Two frustrated millionaire businessmen from Bodmin are threatening to defy the law and erect a controversial 250ft-high wind turbine without permission.
Graham and Ron Dingle claim council planners are doing their utmost to block their renewable energy bid at Callywith Farm and their latest demands could delay the project for up to a year.
The contentious turbine has brought opposition from Bodmin and Cardinham councils. The owners of Glynn Valley Crematorium have also raised objections, complaining that if the structure is allowed to go ahead it will distract mourners attending funerals.
But the brothers, who want the turbine to power a liquid waste recycling facility, say more than 100 local businesses have supported their plans.

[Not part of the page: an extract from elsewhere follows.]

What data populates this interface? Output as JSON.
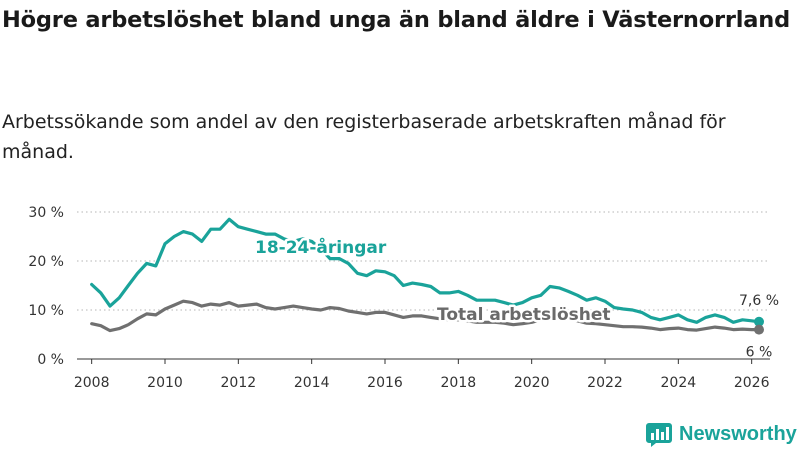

Last month, Cornwall councillors deferred making a decision on the turbine application and instead want a meeting on site.
The angry brothers, who run a successful agricultural supply firm, say planning officers have now demanded they pay for a £40,000 ecological survey and impact study of the area which could take up to 12 months.
Graham Dingle said he and his brother were about to sign an agreement for the delivery of the American-made turbine this week, and are seriously considering erecting it without planning approval, even though it would be illegal to do so.
They are also prepared to lose out on government payments under the Feed-in Tariff scheme for small-scale renewable energy projects if the turbine is put up without consent.
Graham Dingle said: “We have spent over £50,000 on this project and it has been with Cornwall Council’s planning department in total for 51 weeks.
“We would be fully justified in going ahead with the project to put up the turbine without planning permission because we feel there is such a need for renewable energy.
“We know we won’t get any Feed-in Tariff payments without planning permission. We will finance the £1.3 million project ourselves – then let Cornwall Council take us to court and waste more taxpayers’ money,” said Mr Dingle.
The brothers have written to Energy Secretary Chris Hulne and Cornwall’s six MPs outlining their grievances with Cornwall Council and the threat to put up the turbine without permission.
Graham Dingle claimed a planning officer’s report to councillors was littered with inaccuracies, and even if the firm went ahead with the £40,000 surveys, there was no guarantee consent for the turbine would be granted.
Cornwall Council said this week that the Dingles’ application had raised issues and concerns and a site visit was scheduled.”The deferral of the item to a future committee agenda is also recommended,” said the spokeswoman.